Multicollinearity refers to a correlation between independent variables (predictors) in a regression model. To check for multicollinearity, we can measure the Variance Inflation Factor (VIF). As a rule of thumb, a VIF value exceeding 5 or 10 indicates a problematic amount of collinearity.

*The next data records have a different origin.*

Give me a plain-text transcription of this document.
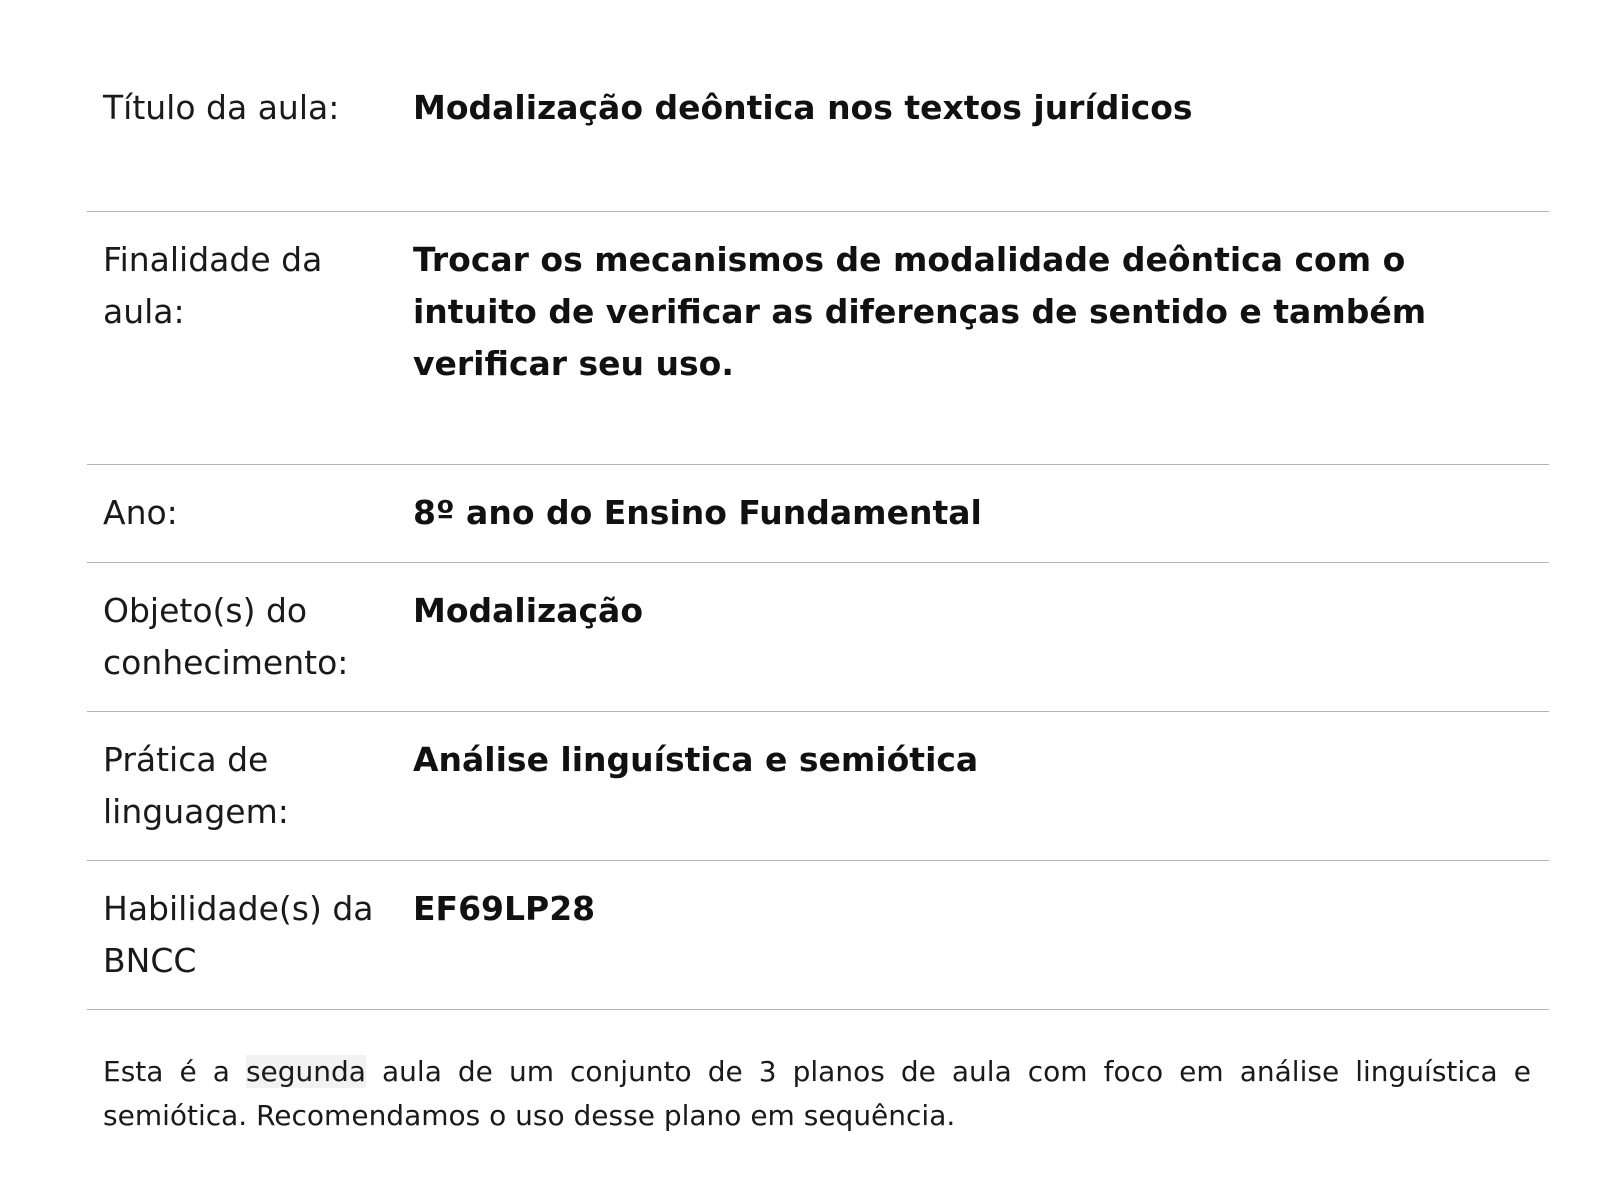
Título da aula:	Modalização deôntica nos textos jurídicos
Finalidade da aula:
Trocar os mecanismos de modalidade deôntica com o intuito de verificar as diferenças de sentido e também verificar seu uso.
Ano:	8º ano do Ensino Fundamental
Objeto(s) do conhecimento:
Modalização
Prática de linguagem:
Análise linguística e semiótica
Habilidade(s) da BNCC
EF69LP28

Esta é a segunda aula de um conjunto de 3 planos de aula com foco em análise linguística e semiótica. Recomendamos o uso desse plano em sequência.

#> GVIF Df GVIF^(1/(2*Df))
#> R.D.Spend 2.495511 1 1.579719
#> Administration 1.177766 1 1.085249
#> Marketing.Spend 2.416797 1 1.554605
#> State 1.062673 2 1.015313
Based on the value of MAPE, we see that the error is roughly 10%, we will try to improve this model using backward elimination.
#> Start: AIC=920.87
#> Profit ~ R.D.Spend + Administration + Marketing.Spend + State
#>
#> Df Sum of Sq RSS AIC
#> - State 2 516657 3920856301 916.88
#> - Administration 1 23816156 3944155801 919.17
#> <none> 3920339644 920.87
#> - Marketing.Spend 1 220708706 4141048350 921.61
#> - R.D.Spend 1 26878168212 30798507857 1021.94
#>
#> Step: AIC=916.88
#> Profit ~ R.D.Spend + Administration + Marketing.Spend
#>
#> Df Sum of Sq RSS AIC
#> - Administration 1 23538549 3944394850 915.18
#> <none> 3920856301 916.88
#> - Marketing.Spend 1 233485362 4154341663 917.77
#> - R.D.Spend 1 27147076244 31067932545 1018.37
#>
#> Step: AIC=915.18
#> Profit ~ R.D.Spend + Marketing.Spend
#>
#> Df Sum of Sq RSS AIC
#> <none> 3944394850 915.18
#> - Marketing.Spend 1 311651716 4256046566 916.98
#> - R.D.Spend 1 31149105710 35093500560 1022.46
Lets see the summary of the new model
#>
#> Call:
#> lm(formula = Profit ~ R.D.Spend + Marketing.Spend, data = profit)
#>
#> Residuals:
#> Min 1Q Median 3Q Max
#> -33645 -4632 -414 6484 17097
#>
#> Coefficients:
#> Estimate Std. Error t value Pr(>|t|)
#> (Intercept) 46975.86422 2689.93292 17.464 <0.0000000000000002 ***
#> R.D.Spend 0.79658 0.04135 19.266 <0.0000000000000002 ***
#> Marketing.Spend 0.02991 0.01552 1.927 0.06 .
#> ---
#> Signif. codes: 0 '***' 0.001 '**' 0.01 '*' 0.05 '.' 0.1 ' ' 1
#>
#> Residual standard error: 9161 on 47 degrees of freedom
#> Multiple R-squared: 0.9505, Adjusted R-squared: 0.9483
#> F-statistic: 450.8 on 2 and 47 DF, p-value: < 0.00000000000000022
lets evaluate the model that we have tuned
#> [1] 8881.886
#> [1] 0.1060871
R-value comparison
#> [1] 0.9483418
#> [1] 0.9451562
#> [1] 0.9454215
Insight
-although the tuned model have a higher
R-value compared to other models, it seems that there haven’t been much
increase in the value of MAPE
There is little to no discernible pattern in our residual plot, we can
conclude that our model is linear.
#>
#> Shapiro-Wilk normality test
#>
#> data: model_backward$residuals
#> W = 0.93717, p-value = 0.01042
With p-value > 0.05, we can conclude that our residuals are
normally distributed.
#>
#> studentized Breusch-Pagan test
#>
#> data: model_backward
#> BP = 2.8431, df = 2, p-value = 0.2413
With p-value > 0.05, we can conclude that heterocesdasticity is not
present.
Variables that are useful to predict the profit of a company seems to be R&D Spending and also the Marketing Spending. Our final model have satisfied the classical assumptions of a linear regression. The R-value of our model is quite high with value of 0.9483418 meaning that the variables we chosen are highly connected to profit and can give us an accurate description of the company profits. The accuracy of our model is also measured using RMSE (Root Mean Squared Error) and also MAPE (mean absolute percentage error) and is predicted to be quite accurate with MAPE value of 10.6% error
We have already learn how to build a linear regression model and what need to be concerned when building the model.